Effects of high vs. low perioperative inspired oxygen fraction on length of hospital stay and postoperative complications: a systematic review, meta-analysis, and trial sequential analysis.
Summary
Across 31 RCTs (10,506 patients), high versus low FiO2 did not change length of stay, postoperative organ complications, SSI, or mortality; trial sequential analysis indicated sufficient information size for the primary outcome. Sensitivity analysis suggested high FiO2 may increase postoperative atelectasis.
Key Findings
- No difference in length of hospital stay between high and low FiO2 (MD -0.01 days; 95% CI -0.10 to 0.08).
- No significant differences in postoperative cardiac, cerebral, renal, or pulmonary complications, SSI, or mortality.

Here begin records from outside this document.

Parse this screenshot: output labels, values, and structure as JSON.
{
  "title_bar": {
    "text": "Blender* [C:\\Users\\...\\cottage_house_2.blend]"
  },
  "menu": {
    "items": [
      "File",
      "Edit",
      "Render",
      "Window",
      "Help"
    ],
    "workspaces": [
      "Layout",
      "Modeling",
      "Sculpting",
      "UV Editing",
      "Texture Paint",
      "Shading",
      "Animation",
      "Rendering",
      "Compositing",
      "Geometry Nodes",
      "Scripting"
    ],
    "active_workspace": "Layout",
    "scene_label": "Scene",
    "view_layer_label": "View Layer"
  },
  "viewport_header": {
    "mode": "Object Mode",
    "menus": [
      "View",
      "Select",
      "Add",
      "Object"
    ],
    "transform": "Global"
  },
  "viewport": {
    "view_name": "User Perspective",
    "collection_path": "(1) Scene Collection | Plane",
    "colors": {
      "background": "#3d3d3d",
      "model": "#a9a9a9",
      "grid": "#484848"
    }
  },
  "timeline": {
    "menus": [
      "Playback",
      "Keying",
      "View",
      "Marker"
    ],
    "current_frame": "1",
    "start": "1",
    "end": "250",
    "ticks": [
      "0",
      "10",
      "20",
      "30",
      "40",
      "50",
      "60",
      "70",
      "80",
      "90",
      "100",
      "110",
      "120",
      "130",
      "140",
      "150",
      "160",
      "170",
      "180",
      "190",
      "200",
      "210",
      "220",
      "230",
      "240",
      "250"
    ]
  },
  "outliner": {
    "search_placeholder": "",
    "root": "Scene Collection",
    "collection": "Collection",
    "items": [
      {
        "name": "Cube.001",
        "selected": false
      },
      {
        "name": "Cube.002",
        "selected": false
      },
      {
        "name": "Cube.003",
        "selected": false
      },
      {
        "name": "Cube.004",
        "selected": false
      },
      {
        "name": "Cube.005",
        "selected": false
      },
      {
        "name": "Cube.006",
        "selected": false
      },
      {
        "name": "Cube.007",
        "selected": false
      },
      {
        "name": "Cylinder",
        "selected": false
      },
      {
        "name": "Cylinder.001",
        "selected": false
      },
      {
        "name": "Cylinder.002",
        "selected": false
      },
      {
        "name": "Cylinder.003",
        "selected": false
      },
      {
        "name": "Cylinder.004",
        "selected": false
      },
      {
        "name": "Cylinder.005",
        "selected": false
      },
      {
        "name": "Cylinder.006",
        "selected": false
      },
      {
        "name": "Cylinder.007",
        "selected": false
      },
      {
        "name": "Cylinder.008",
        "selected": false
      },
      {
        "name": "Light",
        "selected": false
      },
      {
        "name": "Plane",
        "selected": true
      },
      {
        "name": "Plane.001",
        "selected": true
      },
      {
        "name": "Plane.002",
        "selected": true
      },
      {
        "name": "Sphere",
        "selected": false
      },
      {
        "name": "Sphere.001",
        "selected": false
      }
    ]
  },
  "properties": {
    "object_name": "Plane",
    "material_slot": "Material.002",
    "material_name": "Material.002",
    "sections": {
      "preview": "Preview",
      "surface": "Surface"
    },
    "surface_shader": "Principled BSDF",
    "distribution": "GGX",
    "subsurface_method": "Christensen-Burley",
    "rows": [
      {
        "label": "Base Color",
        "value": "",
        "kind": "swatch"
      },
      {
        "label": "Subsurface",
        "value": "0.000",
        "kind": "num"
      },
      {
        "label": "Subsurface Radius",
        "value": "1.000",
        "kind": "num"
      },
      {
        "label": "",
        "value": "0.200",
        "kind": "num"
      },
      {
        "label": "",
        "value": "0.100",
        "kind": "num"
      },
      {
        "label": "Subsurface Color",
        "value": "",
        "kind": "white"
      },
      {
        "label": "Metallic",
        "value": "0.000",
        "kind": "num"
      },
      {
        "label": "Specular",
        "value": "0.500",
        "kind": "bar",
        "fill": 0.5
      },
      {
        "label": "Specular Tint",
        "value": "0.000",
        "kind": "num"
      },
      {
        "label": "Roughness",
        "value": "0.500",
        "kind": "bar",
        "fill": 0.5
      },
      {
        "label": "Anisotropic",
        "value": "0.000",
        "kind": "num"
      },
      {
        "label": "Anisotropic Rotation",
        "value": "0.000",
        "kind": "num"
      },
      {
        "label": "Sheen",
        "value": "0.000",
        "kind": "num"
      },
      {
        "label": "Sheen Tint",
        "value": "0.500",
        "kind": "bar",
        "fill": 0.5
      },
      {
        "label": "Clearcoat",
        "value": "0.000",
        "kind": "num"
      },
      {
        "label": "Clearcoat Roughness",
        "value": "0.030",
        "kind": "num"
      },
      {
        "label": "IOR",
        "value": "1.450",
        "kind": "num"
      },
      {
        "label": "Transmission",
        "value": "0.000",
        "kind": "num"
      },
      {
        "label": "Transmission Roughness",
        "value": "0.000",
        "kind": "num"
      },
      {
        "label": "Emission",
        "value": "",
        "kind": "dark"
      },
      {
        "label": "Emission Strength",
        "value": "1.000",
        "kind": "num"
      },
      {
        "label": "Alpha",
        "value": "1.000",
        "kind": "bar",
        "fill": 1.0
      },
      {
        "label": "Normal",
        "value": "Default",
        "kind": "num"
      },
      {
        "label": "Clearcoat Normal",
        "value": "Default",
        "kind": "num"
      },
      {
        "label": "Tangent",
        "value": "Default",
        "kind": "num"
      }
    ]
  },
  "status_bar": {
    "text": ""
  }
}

- Trial sequential analysis indicated the primary outcome evidence is conclusive; sensitivity analysis suggested high FiO2 may increase postoperative atelectasis.
Clinical Implications
Routine use of high FiO2 to prevent SSI should be reconsidered; individualized oxygen titration to normoxia and vigilance for atelectasis may be safer.
Why It Matters
Challenges guideline-endorsed high FiO2 use by showing no clinical benefit and a signal for harm (atelectasis) across diverse surgeries, with robust meta-analytic and TSA methodology.
Limitations
- Heterogeneity in FiO2 protocols and timing across trials may dilute subgroup effects.
- Signal for atelectasis depended on sensitivity analysis excluding a single study.
Future Directions
Patient-level meta-analyses and RCTs comparing titrated normoxia vs. liberal oxygen with standardized lung-protective strategies to clarify atelectasis risk and benefit-risk tradeoffs.
Study Information
- Study Type
- Systematic Review/Meta-analysis
- Research Domain
- Prevention/Treatment
- Evidence Level
- I - Meta-analysis of randomized controlled trials with trial sequential analysis.